By the next day we were well on our way to Alberta to go camping. But, many Ucluelet and Tofino residents headed out in a convoy on August 22 when 74 vehicles, carrying 300 people, left the junction at 6 a.m. It was a long and bumpy drive. George Gudbranson stood by with his tow truck to pull any struggling vehicles through one particularly massive mudhole. The group stuck together and made it to Port Alberni. Some celebrated there, while others carried on to Nanaimo for an official welcome and a group photo taken at Beban Park. The road was formally opened on Sept. 4, 1959, and swarms of people arrived on the coast, tearing up and down Long Beach in their cars. Civilization was no longer knocking at our door; they had now breached the divide. It brings to mind the phrase ‘be careful what you wish for’. Since the road went through, development continues to gallop forward, with no end in sight.

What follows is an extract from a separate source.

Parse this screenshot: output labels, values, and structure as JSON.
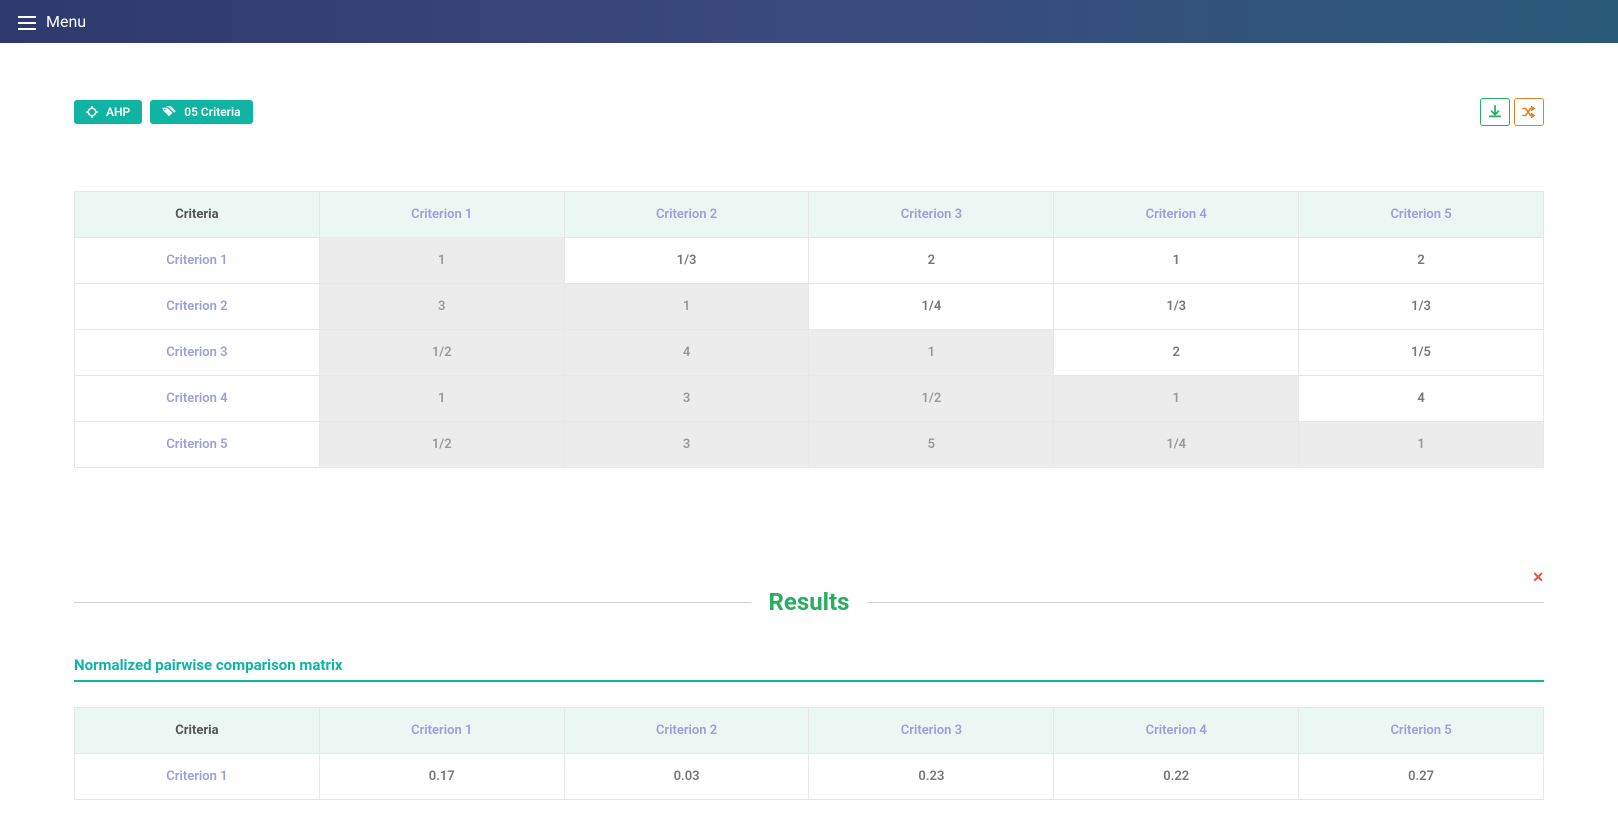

When the road first opened it remained an active logging road, so gates at both ends were locked to non-logging vehicles during the day. In 1964, the gates were removed and people were free to drive in daylight hours. But driving the road was not for ‘Nervous Nellies’. When you headed out of town, it was pretty much a given that you would lose a muffler, pierce an oil pan and/or shred some tires. It gave new meaning to the phrase ‘shake rattle and roll’. A local bus driver was so frustrated that, one night, he ‘borrowed’ a Highways grader to smooth out a particularly irksome patch. Dr. McDiarmid, a GP here for many years, recalled traumatized tourists requesting tranquilizers before heading back out of town. Paving started in the late 1960’s and was completed by 1972. That same year, the switchbacks were taken out, so we lost both the thrilling view and the accompanying bouts of palpitations.
The road alongside Sproat Lake is smoother and faster, but a tad less scenic. And so the story continues. The road is no longer the dusty, washboard logging road of the past. But, driving it is still a challenge. We get snow. We get washouts. Sections of the road sink. Potholes abound. Slow drivers don’t always use the pullouts to let others by. People get impatient and pass in dangerous places. So let’s all ‘chill’ and be grateful for any improvements. We’ve been discovered and traffic is on the upswing. It’s time to just sit back and try to enjoy the ride.
Shirley Martin is a member of the Ucluelet and Area Historical Society.